Cuando se mira en retrospectiva es inevitable descubrir que uno siempre ha sido, en algún momento, algo más ingenuo y torpe de lo que es en el presente. También es casi necesario pensar que algún día, en el futuro, tal vez tenga la suerte de serlo aún un poco menos. Eso, después de todo, debe ser algo parecido a la fe.

Entre las tantas pasiones ingenuas que hoy no estaría dispuesto a alimentar (precisamente porque ya lo hice, supongo) está la afición de leer definiciones más o menos teóricas de lo que es o debería ser un cuento: desesperados cálculos sobre la taxonomía de la longitud, arrobados volúmenes de especulación sobre la naturaleza de su origen, grandes selvas repletas de citas desoladas y huesos de otros animales extentintos.

Visto hoy, no tengo la menor idea de cuántas leí. Sólo sé que pasé uno o dos años leyendo una cantidad inmensa de prosa academicista que, vista en perspectiva, posiblemente debió tratarse de unas dos o tres visiones repetidas en un calidoscopio vertiginoso y lleno de colores destinados a dormir, a pierna suelta, en los anaqueles de una que otra biblioteca de pasillos muy pulidos y solitarios. Un obstinato sin fin en base a una variación artificiosa y, seguramente, bien intencionada.

Al final de ese viaje, (como quien cree viajar a Ítaca en un barco de palabras), llegué a una conclusión que me dio por satisfecho: las páginas que verdaderamente terminaban por decirme algo eran, precisamente, las revisiones personales de unos cuantos buenos autores. Su Arte poética, como era el caso de ese extraño aparato de extrañamiento que es la explicación falsa de mis cuentos, de Feliberto Hernández, o la lucidez de ojos de gato del cuento breve y sus alrededores, de Julio Cortázar. O incluso: los pequeños juego eruditos, como ese hermoso recorrido por la historia del cuento que alguna vez escribió Julio Torri como prólogo a una antología de la historia universal del relato y también, desde luego, ese recorrido de detective brillante que es el ensayo sobre el cuento policial de Borges. El resto apenas si daba para pensar en el honesto esfuerzo de críticos silenciosos y calvos, luchando con las formas más diversas de ganarse el pan en cubículos universitarios repletos de papeles y tazas de café, tanto como de una inmensa fe en la capacidad de lucha de sus posaderas contra la inercia desesperada de su peso en una silla.

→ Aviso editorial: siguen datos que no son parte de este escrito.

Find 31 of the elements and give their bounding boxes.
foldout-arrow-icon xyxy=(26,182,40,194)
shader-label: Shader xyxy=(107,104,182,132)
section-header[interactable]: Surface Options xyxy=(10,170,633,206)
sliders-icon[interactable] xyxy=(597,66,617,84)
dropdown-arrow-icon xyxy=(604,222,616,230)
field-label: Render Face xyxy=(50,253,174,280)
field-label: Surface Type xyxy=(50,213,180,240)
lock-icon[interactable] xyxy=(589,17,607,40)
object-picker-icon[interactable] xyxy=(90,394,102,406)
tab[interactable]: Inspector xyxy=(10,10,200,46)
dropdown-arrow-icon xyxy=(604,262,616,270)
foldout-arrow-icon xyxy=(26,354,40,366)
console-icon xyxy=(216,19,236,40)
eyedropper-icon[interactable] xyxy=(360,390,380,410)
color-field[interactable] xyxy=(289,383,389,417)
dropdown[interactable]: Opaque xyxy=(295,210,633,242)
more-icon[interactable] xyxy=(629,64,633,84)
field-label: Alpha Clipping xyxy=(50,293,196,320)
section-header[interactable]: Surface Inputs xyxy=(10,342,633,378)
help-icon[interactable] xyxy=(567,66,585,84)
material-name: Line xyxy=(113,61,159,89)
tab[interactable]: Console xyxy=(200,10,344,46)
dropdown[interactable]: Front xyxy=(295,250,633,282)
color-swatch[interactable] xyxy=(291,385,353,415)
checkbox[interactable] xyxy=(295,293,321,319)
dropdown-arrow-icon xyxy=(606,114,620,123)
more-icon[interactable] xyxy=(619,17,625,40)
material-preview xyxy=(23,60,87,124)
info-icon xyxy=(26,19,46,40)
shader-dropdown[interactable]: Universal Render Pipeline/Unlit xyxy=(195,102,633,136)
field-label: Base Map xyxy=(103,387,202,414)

Recuerdo todo esto pues, justo ayer, revisando el prólogo de esa maravilla de libro que es Antología del cuento norteamericano, compilado por Richard Ford, encontré una frase repleta de sentido común que me hizo recordar todo ese largo e inocente recorrido por las taxonomías del cuento. Es esta:

Por lo tanto, como definición preliminar, les ruego que acepten mi criterio, aunque es opcional, de que un relato es simplemente una obra de ficción, escrita en prosa y no en verso (aunque estoy dispuesto a ser flexible), cuya extensión oscila entre un párrafo y un número de páginas o palabras más allá de las cuales la palabra "corto" parezca poco convincente para una persona en su sano juicio.

Imagen: Portada de Mecánica Popular, edición en español. Septiembre, 1955.